Appeals to pity are simply trying to not argue on the reasons for a position but rather on making someone feel bad. It tries to play on people's emotions rather than the facts of the matter. You can see this used all the time in political campaigns, where candidates will offer one or two anecdotes of a person who is in a tough spot and then argue that certain policies need to be adopted "to help her out of this difficult time." It's a tug on the heartstrings instead of looking at the argument itself. Here are some more examples:
  • "If abortion is not legalized, then only the rich will be able to get abortions."
  • "Accepting Christianity would mean that there are more people in Hell than in Heaven. That's a monstrous belief."
To see all the posts in this series, click here.
Photo courtesy edgeplot and licensed by the Creative Commons Attribution-NonCommercial-ShareAlike 2.0 Generic License

1 comment:

  1. While many fallacious statements include more than one fallacy, your examples are not particularly clear.

    "Christianity can't be believed.
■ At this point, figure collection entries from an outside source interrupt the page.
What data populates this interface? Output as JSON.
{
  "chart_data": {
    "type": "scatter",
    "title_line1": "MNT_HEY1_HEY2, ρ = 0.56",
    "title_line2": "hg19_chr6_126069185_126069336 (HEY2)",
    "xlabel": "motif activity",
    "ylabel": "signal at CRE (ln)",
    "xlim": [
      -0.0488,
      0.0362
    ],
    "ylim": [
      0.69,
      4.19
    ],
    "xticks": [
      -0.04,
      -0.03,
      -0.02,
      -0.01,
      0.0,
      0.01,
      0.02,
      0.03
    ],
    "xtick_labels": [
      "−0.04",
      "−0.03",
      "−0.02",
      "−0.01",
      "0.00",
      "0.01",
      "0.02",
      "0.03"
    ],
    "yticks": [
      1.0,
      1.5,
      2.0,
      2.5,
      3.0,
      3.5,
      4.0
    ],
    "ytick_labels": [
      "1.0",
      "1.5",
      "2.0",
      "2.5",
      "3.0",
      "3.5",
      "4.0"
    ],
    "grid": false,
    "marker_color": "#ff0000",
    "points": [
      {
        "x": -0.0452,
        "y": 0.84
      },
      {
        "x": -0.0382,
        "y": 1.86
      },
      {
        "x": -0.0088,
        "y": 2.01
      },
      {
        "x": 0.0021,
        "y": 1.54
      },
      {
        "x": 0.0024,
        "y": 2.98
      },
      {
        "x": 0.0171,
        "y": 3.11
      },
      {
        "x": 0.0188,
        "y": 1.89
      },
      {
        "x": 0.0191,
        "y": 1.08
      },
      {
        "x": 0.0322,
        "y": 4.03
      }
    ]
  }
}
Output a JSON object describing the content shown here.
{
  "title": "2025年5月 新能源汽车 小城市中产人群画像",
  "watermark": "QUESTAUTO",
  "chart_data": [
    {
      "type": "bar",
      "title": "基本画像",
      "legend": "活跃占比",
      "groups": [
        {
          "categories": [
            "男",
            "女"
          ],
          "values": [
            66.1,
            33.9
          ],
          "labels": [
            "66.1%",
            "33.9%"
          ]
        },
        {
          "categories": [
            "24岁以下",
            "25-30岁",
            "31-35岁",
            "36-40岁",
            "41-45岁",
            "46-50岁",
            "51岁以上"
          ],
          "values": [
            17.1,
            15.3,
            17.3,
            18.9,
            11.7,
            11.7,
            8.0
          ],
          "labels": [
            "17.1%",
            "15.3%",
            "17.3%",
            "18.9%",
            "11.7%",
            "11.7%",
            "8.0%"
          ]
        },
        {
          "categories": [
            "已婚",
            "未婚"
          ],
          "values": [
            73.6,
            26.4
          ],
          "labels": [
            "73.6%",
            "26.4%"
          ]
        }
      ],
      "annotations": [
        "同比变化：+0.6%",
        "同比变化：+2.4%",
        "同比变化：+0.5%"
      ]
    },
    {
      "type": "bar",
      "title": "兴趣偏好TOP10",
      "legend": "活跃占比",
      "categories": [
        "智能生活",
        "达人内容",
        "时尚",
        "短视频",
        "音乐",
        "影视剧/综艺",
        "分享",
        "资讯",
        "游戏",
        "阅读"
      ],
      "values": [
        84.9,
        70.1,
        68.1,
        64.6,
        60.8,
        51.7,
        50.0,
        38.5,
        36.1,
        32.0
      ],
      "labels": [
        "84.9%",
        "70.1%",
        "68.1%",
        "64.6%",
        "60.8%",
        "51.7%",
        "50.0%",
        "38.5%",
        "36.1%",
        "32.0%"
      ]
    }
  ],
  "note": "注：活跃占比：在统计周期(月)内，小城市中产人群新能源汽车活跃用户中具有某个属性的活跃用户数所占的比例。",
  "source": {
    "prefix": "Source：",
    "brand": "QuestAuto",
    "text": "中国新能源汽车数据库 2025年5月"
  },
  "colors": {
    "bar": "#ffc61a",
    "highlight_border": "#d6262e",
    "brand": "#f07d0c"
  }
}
I mean, look at what the Christians did in the Crusades!"

    This is a clear example of the red herring fallacy. I'm also not sure if the ad hominem applies here as a belief system is referenced, not a person or group of people.

    "If abortion is not legalized, then only the rich will be able to get abortions."

    I'm not sure this is an appeal to emotions, perhaps it's a non sequitur. In any case, its not really a good example of the appeal to emotion fallacy.

    My point is that these aren't clear examples and you haven't really gotten into more complex and subtle examples.

    A larger and more general point would be to note that these "conversation stoppers" really aren't and, handled correctly, can mark the beginning of a real conversation about Christianity.